Les informations et liens complémentaires que les lecteurs voudront bien communiquer sont d’avance bienvenues.
on comprend mieux pourquoi les merdias en france et ailleurs continuent à nous fournir des infos ( ou plutôt des propagandes ) pour nous endormir ; les assanges et cie ont des convictions qui leur donnent le courage qu’il faut pour nous tenir au courant de tout ce que l’on voudrait nous cacher ; et puis eux n’attendent rien des états sauf la prison dans le meilleur des cas ;
L’histoire de Aaron Swchartz harcelé par un juge psychopathe est aussi symptomatique du pouvoir, octroyé par l’état, que possèdent certains sur les citoyens et dont ils usent et abusent sans vergogne pour protéger leurs privilèges.
Un livre sorti il y a une vingtaine d’années sur la Mafia portait le titre « La Pieuvre ». Aujourd’hui, c’est à l’état qu’il faut donner ce qualificatif.

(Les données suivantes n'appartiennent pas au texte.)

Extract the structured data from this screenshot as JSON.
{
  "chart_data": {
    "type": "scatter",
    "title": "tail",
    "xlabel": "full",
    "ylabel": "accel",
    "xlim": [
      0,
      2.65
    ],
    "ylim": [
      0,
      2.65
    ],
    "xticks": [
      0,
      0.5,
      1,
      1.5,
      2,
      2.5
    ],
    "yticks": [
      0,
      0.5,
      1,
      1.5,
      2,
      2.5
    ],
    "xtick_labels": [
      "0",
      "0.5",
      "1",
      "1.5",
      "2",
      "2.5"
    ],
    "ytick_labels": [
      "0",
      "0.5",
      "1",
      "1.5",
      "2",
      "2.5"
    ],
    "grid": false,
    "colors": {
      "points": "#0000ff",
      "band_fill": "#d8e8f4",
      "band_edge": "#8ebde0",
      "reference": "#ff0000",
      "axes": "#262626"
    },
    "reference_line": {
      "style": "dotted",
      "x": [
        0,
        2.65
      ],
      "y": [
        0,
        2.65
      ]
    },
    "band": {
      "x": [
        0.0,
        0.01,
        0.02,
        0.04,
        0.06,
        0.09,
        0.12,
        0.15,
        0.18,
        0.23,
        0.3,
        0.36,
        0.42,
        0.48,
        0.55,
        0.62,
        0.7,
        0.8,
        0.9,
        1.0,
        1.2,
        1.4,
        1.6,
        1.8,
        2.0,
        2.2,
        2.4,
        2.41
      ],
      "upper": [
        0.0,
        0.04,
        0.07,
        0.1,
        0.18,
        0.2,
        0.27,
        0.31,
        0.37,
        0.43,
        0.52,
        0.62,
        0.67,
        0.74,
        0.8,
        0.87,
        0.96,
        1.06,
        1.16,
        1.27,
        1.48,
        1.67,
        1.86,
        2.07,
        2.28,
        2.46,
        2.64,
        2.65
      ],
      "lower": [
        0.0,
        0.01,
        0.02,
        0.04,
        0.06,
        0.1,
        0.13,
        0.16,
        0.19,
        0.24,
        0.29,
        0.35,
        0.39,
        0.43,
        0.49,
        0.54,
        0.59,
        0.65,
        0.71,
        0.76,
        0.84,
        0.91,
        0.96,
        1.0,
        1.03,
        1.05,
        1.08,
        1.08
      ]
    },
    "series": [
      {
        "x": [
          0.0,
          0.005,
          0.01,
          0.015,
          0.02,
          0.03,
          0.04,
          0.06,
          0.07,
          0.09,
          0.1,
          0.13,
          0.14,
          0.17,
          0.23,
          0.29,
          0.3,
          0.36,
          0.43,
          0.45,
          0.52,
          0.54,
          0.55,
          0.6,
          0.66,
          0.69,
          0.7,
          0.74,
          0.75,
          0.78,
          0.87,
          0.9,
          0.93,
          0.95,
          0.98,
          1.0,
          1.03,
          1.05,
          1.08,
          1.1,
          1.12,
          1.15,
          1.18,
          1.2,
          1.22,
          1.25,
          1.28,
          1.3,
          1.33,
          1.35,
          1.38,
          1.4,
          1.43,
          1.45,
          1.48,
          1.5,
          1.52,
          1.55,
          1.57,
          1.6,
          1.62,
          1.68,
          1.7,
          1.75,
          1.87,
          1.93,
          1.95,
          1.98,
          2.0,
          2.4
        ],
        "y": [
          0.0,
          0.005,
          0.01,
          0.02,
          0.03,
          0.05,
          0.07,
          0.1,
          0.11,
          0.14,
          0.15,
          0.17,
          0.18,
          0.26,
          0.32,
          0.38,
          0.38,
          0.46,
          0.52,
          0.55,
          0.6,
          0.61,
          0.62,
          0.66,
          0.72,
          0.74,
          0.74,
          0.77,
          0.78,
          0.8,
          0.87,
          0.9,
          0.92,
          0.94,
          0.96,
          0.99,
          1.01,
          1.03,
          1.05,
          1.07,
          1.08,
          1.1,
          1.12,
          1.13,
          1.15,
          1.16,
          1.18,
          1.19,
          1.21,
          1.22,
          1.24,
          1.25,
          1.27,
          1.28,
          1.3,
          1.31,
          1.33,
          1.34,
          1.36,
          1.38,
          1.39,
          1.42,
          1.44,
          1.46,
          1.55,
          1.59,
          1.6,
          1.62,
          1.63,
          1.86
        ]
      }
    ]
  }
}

la question dans tout ça est aussi de savoir si Wikileaks est ou pas un projet gouvernemental visant à promouvoir la transparence politique?
cette question me semble largement plus importante que ce qui se passe en Suède… pourquoi Julian Assange n’explique pas une fois pour toutes quels sont ses liens véritables avec les services secrets et pourquoi autant de mystères autour de son organisation?